Tuesday, January 15, 2013

Greece faces decision over tax evasion scandal

By Anthee Carassava 10:30PM GMT 13 Jan 2013

Greek lawmakers will vote on whether two former prime ministers and a pair of ex-finance ministers should face criminal prosecution for turning a blind eye to potential tax cheats.

Greek Finance Minister George Papaconstantinou

George Papaconstantinou has hinted that his political foes are trying to incriminate him Photo: EPA

The parliamentary vote, scheduled for January 17, spawns from allegations of fraud and breach of duty levelled against George Papaconstantinou, a socialist politician, while at the helm of the country's finance ministry three years ago.

Last month, after a lengthy investigation, judicial prosecutors suggested that the former finance minister may have had a hand in the country's biggest tax evasion scandal in decades after the names of three of his relatives were deleted from a list of wealthy Greeks with more than $2bn in savings stashed away in an HSBC bank branch in Geneva.

The account holders include Eleni Papaconstantinou, a high-flying Harvard educated corporate lawyer, and her husband whose joint account hold $1.2m, as well as Ms Papaconstantinou's sister's spouse, an arms dealer.

Last week the parties appeared before an investigating magistrate, denying all allegations of tax evasion and providing written proof that their Swiss savings accounts were both declared and taxed, as required by Greek law.

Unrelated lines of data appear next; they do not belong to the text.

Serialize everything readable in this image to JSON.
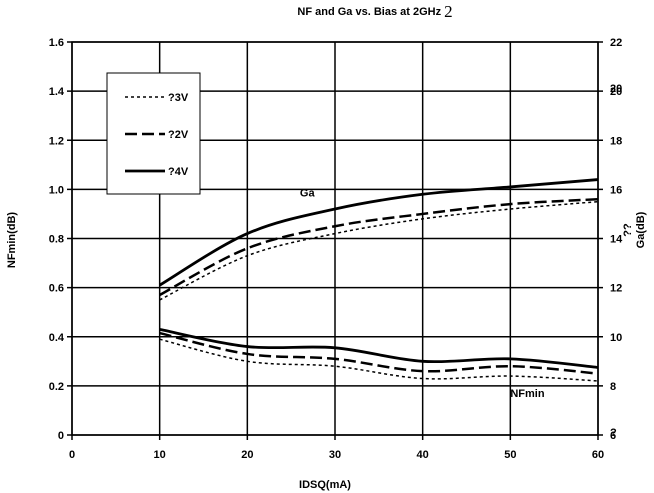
{
  "chart_data": {
    "type": "line",
    "title": "NF and Ga vs. Bias at 2GHz",
    "title_superscript": "2",
    "xlabel": "IDSQ(mA)",
    "ylabel_left": "NFmin(dB)",
    "ylabel_right_prefix": "??",
    "ylabel_right": "Ga(dB)",
    "xlim": [
      0,
      60
    ],
    "ylim_left": [
      0,
      1.6
    ],
    "ylim_right": [
      6,
      22
    ],
    "x_ticks": [
      "0",
      "10",
      "20",
      "30",
      "40",
      "50",
      "60"
    ],
    "y_left_ticks": [
      "0",
      "0.2",
      "0.4",
      "0.6",
      "0.8",
      "1.0",
      "1.2",
      "1.4",
      "1.6"
    ],
    "y_right_ticks": [
      "6",
      "8",
      "10",
      "12",
      "14",
      "16",
      "18",
      "20",
      "22"
    ],
    "y_right_overlap_ticks": [
      {
        "value": 20,
        "label": "20"
      },
      {
        "value": 6,
        "label": "?"
      }
    ],
    "grid": true,
    "legend_placement": "top-left",
    "legend": [
      {
        "label": "?3V",
        "dash": "dotted"
      },
      {
        "label": "?2V",
        "dash": "dashed"
      },
      {
        "label": "?4V",
        "dash": "solid"
      }
    ],
    "annotations": [
      {
        "text": "Ga",
        "x": 26,
        "y_left": 0.97
      },
      {
        "text": "NFmin",
        "x": 50,
        "y_left": 0.155
      }
    ],
    "series": [
      {
        "name": "?3V",
        "axis": "left",
        "dash": "dotted",
        "x": [
          10,
          20,
          30,
          40,
          50,
          60
        ],
        "values": [
          0.39,
          0.3,
          0.28,
          0.23,
          0.24,
          0.22
        ]
      },
      {
        "name": "?2V",
        "axis": "left",
        "dash": "dashed",
        "x": [
          10,
          20,
          30,
          40,
          50,
          60
        ],
        "values": [
          0.415,
          0.33,
          0.31,
          0.26,
          0.28,
          0.25
        ]
      },
      {
        "name": "?4V",
        "axis": "left",
        "dash": "solid",
        "x": [
          10,
          20,
          30,
          40,
          50,
          60
        ],
        "values": [
          0.43,
          0.36,
          0.355,
          0.3,
          0.31,
          0.275
        ]
      },
      {
        "name": "?3V",
        "axis": "right",
        "dash": "dotted",
        "x": [
          10,
          20,
          30,
          40,
          50,
          60
        ],
        "values": [
          11.5,
          13.3,
          14.2,
          14.8,
          15.2,
          15.5
        ]
      },
      {
        "name": "?2V",
        "axis": "right",
        "dash": "dashed",
        "x": [
          10,
          20,
          30,
          40,
          50,
          60
        ],
        "values": [
          11.7,
          13.6,
          14.5,
          15.0,
          15.4,
          15.6
        ]
      },
      {
        "name": "?4V",
        "axis": "right",
        "dash": "solid",
        "x": [
          10,
          20,
          30,
          40,
          50,
          60
        ],
        "values": [
          12.1,
          14.2,
          15.2,
          15.8,
          16.1,
          16.4
        ]
      }
    ]
  }
}
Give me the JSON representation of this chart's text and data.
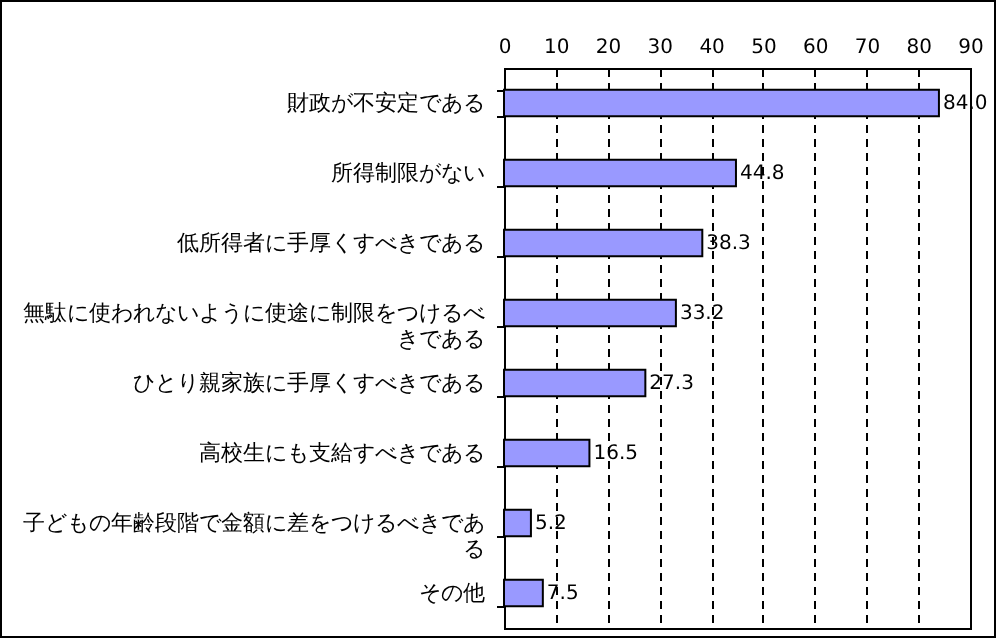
{
  "chart_data": {
    "type": "bar",
    "orientation": "horizontal",
    "categories": [
      "財政が不安定である",
      "所得制限がない",
      "低所得者に手厚くすべきである",
      "無駄に使われないように使途に制限をつけるべきである",
      "ひとり親家族に手厚くすべきである",
      "高校生にも支給すべきである",
      "子どもの年齢段階で金額に差をつけるべきである",
      "その他"
    ],
    "values": [
      84.0,
      44.8,
      38.3,
      33.2,
      27.3,
      16.5,
      5.2,
      7.5
    ],
    "value_labels": [
      "84.0",
      "44.8",
      "38.3",
      "33.2",
      "27.3",
      "16.5",
      "5.2",
      "7.5"
    ],
    "color": "#9999ff",
    "xlim": [
      0,
      90
    ],
    "xticks": [
      0,
      10,
      20,
      30,
      40,
      50,
      60,
      70,
      80,
      90
    ],
    "grid": "x"
  }
}
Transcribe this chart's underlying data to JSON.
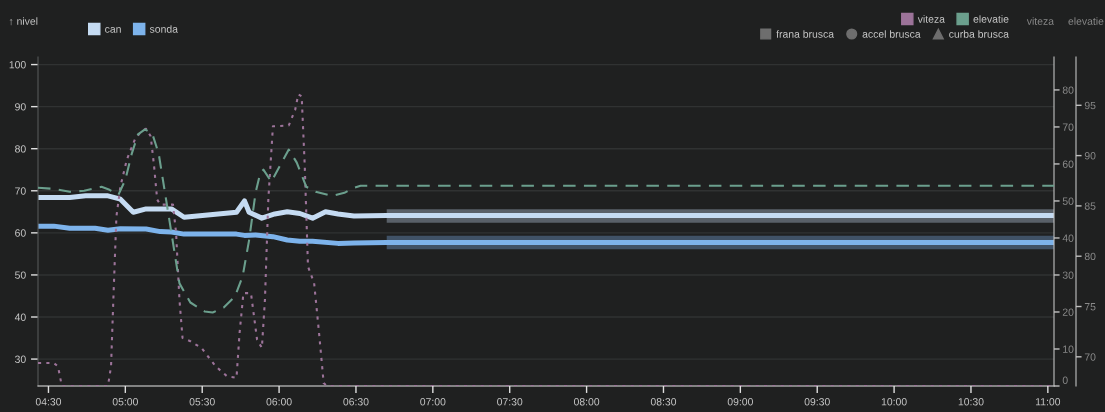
{
  "chart_data": {
    "type": "line",
    "ylabel": "↑ nivel",
    "y2label": "viteza",
    "y3label": "elevatie",
    "xlim": [
      4.432,
      11.04
    ],
    "xticks": [
      {
        "value": 4.5,
        "label": "04:30"
      },
      {
        "value": 5.0,
        "label": "05:00"
      },
      {
        "value": 5.5,
        "label": "05:30"
      },
      {
        "value": 6.0,
        "label": "06:00"
      },
      {
        "value": 6.5,
        "label": "06:30"
      },
      {
        "value": 7.0,
        "label": "07:00"
      },
      {
        "value": 7.5,
        "label": "07:30"
      },
      {
        "value": 8.0,
        "label": "08:00"
      },
      {
        "value": 8.5,
        "label": "08:30"
      },
      {
        "value": 9.0,
        "label": "09:00"
      },
      {
        "value": 9.5,
        "label": "09:30"
      },
      {
        "value": 10.0,
        "label": "10:00"
      },
      {
        "value": 10.5,
        "label": "10:30"
      },
      {
        "value": 11.0,
        "label": "11:00"
      }
    ],
    "ylim": [
      23.6,
      101.8
    ],
    "yticks": [
      30,
      40,
      50,
      60,
      70,
      80,
      90,
      100
    ],
    "y2lim": [
      0,
      88.9
    ],
    "y2ticks": [
      0,
      10,
      20,
      30,
      40,
      50,
      60,
      70,
      80
    ],
    "y3lim": [
      67.1,
      99.8
    ],
    "y3ticks": [
      70,
      75,
      80,
      85,
      90,
      95
    ],
    "grid": "y",
    "legend": "top",
    "series": [
      {
        "name": "can",
        "color": "#c5dbf2",
        "line_style": "solid",
        "x": [
          4.432,
          4.638,
          4.742,
          4.887,
          4.968,
          5.052,
          5.135,
          5.3,
          5.382,
          5.723,
          5.775,
          5.805,
          5.888,
          5.972,
          6.053,
          6.135,
          6.218,
          6.302,
          6.383,
          6.487,
          6.7,
          11.04
        ],
        "values": [
          68.4,
          68.4,
          68.8,
          68.8,
          68.0,
          64.9,
          65.7,
          65.7,
          63.7,
          64.9,
          67.6,
          64.9,
          63.5,
          64.5,
          65.0,
          64.6,
          63.5,
          65.0,
          64.5,
          64.0,
          64.1,
          64.1
        ],
        "lower": [
          null,
          null,
          null,
          null,
          null,
          null,
          null,
          null,
          null,
          null,
          null,
          null,
          null,
          null,
          null,
          null,
          null,
          null,
          null,
          null,
          62.4,
          62.4
        ],
        "upper": [
          null,
          null,
          null,
          null,
          null,
          null,
          null,
          null,
          null,
          null,
          null,
          null,
          null,
          null,
          null,
          null,
          null,
          null,
          null,
          null,
          65.6,
          65.6
        ]
      },
      {
        "name": "sonda",
        "color": "#7db3eb",
        "line_style": "solid",
        "x": [
          4.432,
          4.535,
          4.638,
          4.803,
          4.887,
          4.968,
          5.135,
          5.227,
          5.3,
          5.382,
          5.723,
          5.775,
          5.847,
          5.96,
          6.053,
          6.135,
          6.218,
          6.383,
          6.487,
          6.7,
          11.04
        ],
        "values": [
          61.6,
          61.6,
          61.1,
          61.1,
          60.6,
          61.0,
          60.9,
          60.3,
          60.2,
          59.7,
          59.7,
          59.4,
          59.5,
          59.1,
          58.3,
          58.0,
          58.0,
          57.5,
          57.6,
          57.7,
          57.7
        ],
        "lower": [
          null,
          null,
          null,
          null,
          null,
          null,
          null,
          null,
          null,
          null,
          null,
          null,
          null,
          null,
          null,
          null,
          null,
          null,
          null,
          56.1,
          56.1
        ],
        "upper": [
          null,
          null,
          null,
          null,
          null,
          null,
          null,
          null,
          null,
          null,
          null,
          null,
          null,
          null,
          null,
          null,
          null,
          null,
          null,
          59.3,
          59.3
        ]
      },
      {
        "name": "viteza",
        "color": "#9c7399",
        "line_style": "dotted",
        "axis": "y2",
        "x": [
          4.432,
          4.535,
          4.562,
          4.587,
          4.887,
          4.907,
          4.922,
          4.942,
          4.968,
          5.01,
          5.062,
          5.103,
          5.135,
          5.165,
          5.187,
          5.207,
          5.227,
          5.31,
          5.33,
          5.352,
          5.372,
          5.423,
          5.495,
          5.588,
          5.662,
          5.723,
          5.743,
          5.768,
          5.817,
          5.837,
          5.857,
          5.888,
          5.908,
          5.93,
          5.96,
          5.992,
          6.063,
          6.105,
          6.125,
          6.147,
          6.167,
          6.188,
          6.228,
          6.26,
          6.29,
          6.312,
          11.04
        ],
        "values": [
          6.2,
          6.2,
          5.3,
          0,
          0,
          5.3,
          23.3,
          45.8,
          53.9,
          61.2,
          66.6,
          68.8,
          69.5,
          67.5,
          59.4,
          50.4,
          49.0,
          49.0,
          41.4,
          23.3,
          13.0,
          12.1,
          10.3,
          5.3,
          2.6,
          2.2,
          14.3,
          25.1,
          25.1,
          18.8,
          12.5,
          10.3,
          23.3,
          50.4,
          70.2,
          70.2,
          70.4,
          74.7,
          78.8,
          78.3,
          59.4,
          32.3,
          27.8,
          14.3,
          0.8,
          0,
          0
        ]
      },
      {
        "name": "elevatie",
        "color": "#6b9f8d",
        "line_style": "dashed",
        "axis": "y3",
        "x": [
          4.432,
          4.535,
          4.638,
          4.732,
          4.845,
          4.897,
          4.955,
          5.0,
          5.042,
          5.082,
          5.128,
          5.175,
          5.217,
          5.258,
          5.3,
          5.352,
          5.423,
          5.517,
          5.568,
          5.64,
          5.713,
          5.763,
          5.805,
          5.847,
          5.878,
          5.898,
          5.95,
          6.002,
          6.063,
          6.115,
          6.177,
          6.238,
          6.343,
          6.425,
          6.487,
          6.53,
          11.04
        ],
        "values": [
          86.8,
          86.7,
          86.4,
          86.5,
          86.9,
          86.6,
          86.1,
          87.6,
          90.2,
          92.1,
          92.6,
          92.2,
          90.2,
          86.3,
          82.3,
          77.3,
          75.4,
          74.5,
          74.4,
          74.9,
          76.0,
          78.0,
          81.6,
          86.3,
          88.3,
          88.6,
          87.4,
          88.9,
          90.6,
          89.3,
          86.9,
          86.4,
          86.0,
          86.3,
          86.8,
          87.0,
          87.0
        ]
      },
      {
        "name": "frana brusca",
        "type": "scatter",
        "marker": "square",
        "color": "#6e6e6e"
      },
      {
        "name": "accel brusca",
        "type": "scatter",
        "marker": "circle",
        "color": "#6e6e6e"
      },
      {
        "name": "curba brusca",
        "type": "scatter",
        "marker": "triangle",
        "color": "#6e6e6e"
      }
    ]
  }
}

Should that the declarations be proved true, Mr Papaconstantinou could be cleared of criminal prosecution and probable incarceration, slapped instead with misdemeanour charges for tampering with state documents to omit the names of relatives names from the so-called "Lagarde List."

 

Related Articles

A suave, socialist-minded economist who ceded his international career to join forces in what he called 'the rebirth" of his country, Mr Papaconstantinou admits to having received a compact disc of the contentious list from Christine Lagarde, the now head of the International Monetary Fund, when she was French finance minister and he was serving in the socialist government of prime minister George Papandreou in 2010.

Two administrations that followed, including a brief 11-month government led by technocrat Lucas Papademos, last year, failed to expose billionaire tax cheats. No one on the Lagarde list has been charged, let alone probed.

Worst yet, when questioned by a first congressional subcommittee last year, Mr. Papaconstantinou maintained that the contentious CD had gone missing after he personally proffered a copy to the country's financial police (SDOE).

On Monday those former heads will face additional questioning after computer experts added another twist to the deepening scandal, suggesting last week that data contained in the memory stick which Papaconstantinou passed on to SDOE was "modified" long after the former minister left office in July 2011.

Papaconstantinou's successor at the finance ministry was Evangelos Venizelos, a pugnacious and mercurious lawmaker who has gone on to the helm of the socialist PASOK party and latched on to the government as a partner to the conservative-led coalition government that was stitched together last year, after two divisive elections in May and June.

"Not surprisingly," conceded a senior government official Friday, "it's his potential prosecution that we are most concerned about, not Papaconstantinou's.

"If he [Mr. Venizelos] goes, then that spells trouble for all of us."

Indeed, for the three-party ruling coalition, the unending almost daily flow of disclosures has spread a darkened stain over the government's bid to crackdown on widespread tax evasion.

Recent opinion polls showed 68pc of Greeks saying the government was not doing enough to bust tax cheats, preferring instead added spending cuts and tax hikes to make up for state losses.